- Nearest city: Porto de Moz, Pará
- Coordinates: 2°15′58″S 52°44′56″W﻿ / ﻿2.266°S 52.749°W
- Area: 1,289,362.78 hectares (3,186,084.8 acres)
- Designation: Extractive reserve
- Created: 8 November 2004
- Administrator: Chico Mendes Institute for Biodiversity Conservation

= Verde para Sempre Extractive Reserve =

Extractive reserve in Pará, Brazil

The Verde para Sempre Extractive Reserve (Reserva Extrativista Verde para Sempre) is an extractive reserve in the state of Pará, Brazil.
The reserve supports sustainable use of Amazon rainforest resources by the local population. Both before and after creation of the reserve there have been violent conflicts between different groups seeking access to the resources.

==Location==

The Verde para Sempre Extractive Reserve has an area of 1289362.78 ha.
It is in the municipality of Porto de Moz, Pará.
The region belongs to the lower Amazon plateau, with altitudes around 200 m.
It is bounded by the Amazon River to the north and the Xingu River to the east. The Renascer Extractive Reserve is to the west.
It drains into the Amazon and Xingu.
The Jaraucu and the Acarai tributaries of the Xingu and the Guajará tributary of the Amazon run through the reserve.
Settlements are scattered along the wetlands, streams and tributaries of the Amazon and Xingu.

==Environment==

The climate is hot and humid, with temperatures ranging from 22 to 40 C and averaging 27 C.
Average annual rainfall is 3100 to 5600 mm.
The region is covered by dense rainforest (68.5%) and pioneer formations (31.5%).
The floodplain forest contains stands of forest dominated by palms: babaçu (Attalea genus), palmeira açaí (Euterpe oleracea), and buritirana (Mauritiella armata).
Other trees include virola (Virola sebifera), cupiúba and jacarandá (Machaerium genus), andiroba (Carapa guianensis), sucupira (Bowdichia virgiloides), castanha-do-Brasil (Bertholletia excelsa), angelim (Dinizia excelsa), copaíba (Copaifera genus), breu (Protium genus), sapucaia (Lecytis pisonis), pau d'arco (Tabebuia serratifolia) and seringueira (Hevea brasiliensis).

==History==

Porto de Moz was founded in 1639 but did not become a city until 1890.
The area along the Xingu River and its tributaries was inhabited by indigenous groups.
Occupation by Europeans began from 1800 until the first decade of the 20th century.
Most of the present population arrived in the 1940s, attracted by the second rubber boom.
Colonisation was encouraged in 1979 by settlement projects.
Creation of the reserve followed serious conflicts between local communities and loggers, escalating after 2002.
There is continued conflict between different actors struggling for power and the right to use natural resources.
There is intense pressure from logging companies based in other municipalities.

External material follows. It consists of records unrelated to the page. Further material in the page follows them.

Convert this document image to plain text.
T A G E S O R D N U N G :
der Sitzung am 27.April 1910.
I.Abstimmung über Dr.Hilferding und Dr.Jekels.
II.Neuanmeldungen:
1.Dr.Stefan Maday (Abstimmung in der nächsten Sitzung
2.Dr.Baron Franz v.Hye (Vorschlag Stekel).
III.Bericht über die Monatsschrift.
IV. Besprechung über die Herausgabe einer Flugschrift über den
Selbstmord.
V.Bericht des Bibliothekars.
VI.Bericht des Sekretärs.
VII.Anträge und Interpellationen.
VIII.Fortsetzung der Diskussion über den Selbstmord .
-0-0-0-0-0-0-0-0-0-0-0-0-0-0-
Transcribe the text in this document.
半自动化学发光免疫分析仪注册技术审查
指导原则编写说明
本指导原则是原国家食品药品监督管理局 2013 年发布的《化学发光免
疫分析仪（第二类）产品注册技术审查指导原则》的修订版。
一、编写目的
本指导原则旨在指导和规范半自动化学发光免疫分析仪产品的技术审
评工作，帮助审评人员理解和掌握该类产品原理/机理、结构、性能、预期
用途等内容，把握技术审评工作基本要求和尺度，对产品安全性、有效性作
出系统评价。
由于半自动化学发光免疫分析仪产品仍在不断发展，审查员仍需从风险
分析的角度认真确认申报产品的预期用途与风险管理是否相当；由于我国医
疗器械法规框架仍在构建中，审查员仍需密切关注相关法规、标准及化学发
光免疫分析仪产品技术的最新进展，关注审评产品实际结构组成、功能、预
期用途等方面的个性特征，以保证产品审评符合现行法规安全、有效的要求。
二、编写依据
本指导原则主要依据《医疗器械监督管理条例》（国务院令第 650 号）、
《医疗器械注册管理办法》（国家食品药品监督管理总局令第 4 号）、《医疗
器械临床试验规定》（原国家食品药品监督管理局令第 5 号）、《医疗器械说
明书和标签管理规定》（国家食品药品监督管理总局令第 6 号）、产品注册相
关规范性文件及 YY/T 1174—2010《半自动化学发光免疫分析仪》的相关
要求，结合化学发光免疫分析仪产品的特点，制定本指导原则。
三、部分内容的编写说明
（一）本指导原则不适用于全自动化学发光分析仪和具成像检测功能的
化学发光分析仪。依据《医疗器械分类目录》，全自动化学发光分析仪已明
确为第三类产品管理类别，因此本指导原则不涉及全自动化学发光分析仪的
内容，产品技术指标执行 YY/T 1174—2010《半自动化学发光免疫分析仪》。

Most families survive through fishing, subsistence agriculture and buffalo husbandry.
The residents say the main obstacle to higher earnings is lack of technical knowledge and lack of direct access to the consumer market.
A project led by the Brazilian Agricultural Research Corporation between 2007 and 2010 tried to develop sustainable production of buffalo cheese, leather crafts and non-timber products (bio-jewels).
The Tropical Forest Institute (IFT: Instituto Floresta Tropical) working with the Sustainable Development Committee of Porto de Moz (CDS), with support from the Vale Fund and others, has developed plans for sustainable forest management in the reserve that have been approved by ICMBio.
This will allow low-impact lumber extraction and marketing by the residents.

==Administration==

The Verde para Sempre Extractive Reserve was created by federal decree on 8 November 2004, and is administered by the Chico Mendes Institute for Biodiversity Conservation (ICMBio).
It is classed as IUCN protected area category VI (protected area with sustainable use of natural resources).
An extractive reserve is an area used by traditional extractive populations, whose livelihood is based on extraction, subsistence agriculture and small-scale animal husbandry.
Its objectives are to protect the livelihoods and culture of these people and to ensure the sustainable use of natural resources.
Activities include extraction of wood and non-wood products, family farms, fishing and animal husbandry.
On 15 December 2006 the Instituto Nacional de Colonização e Reforma Agrária (INCRA: National Institute for Colonization and Agrarian Reform) recognised the reserve as meeting the needs of 2,500 families.
The deliberative council was created on 31 January 2008.
The conservation unit is supported by the Amazon Region Protected Areas Program.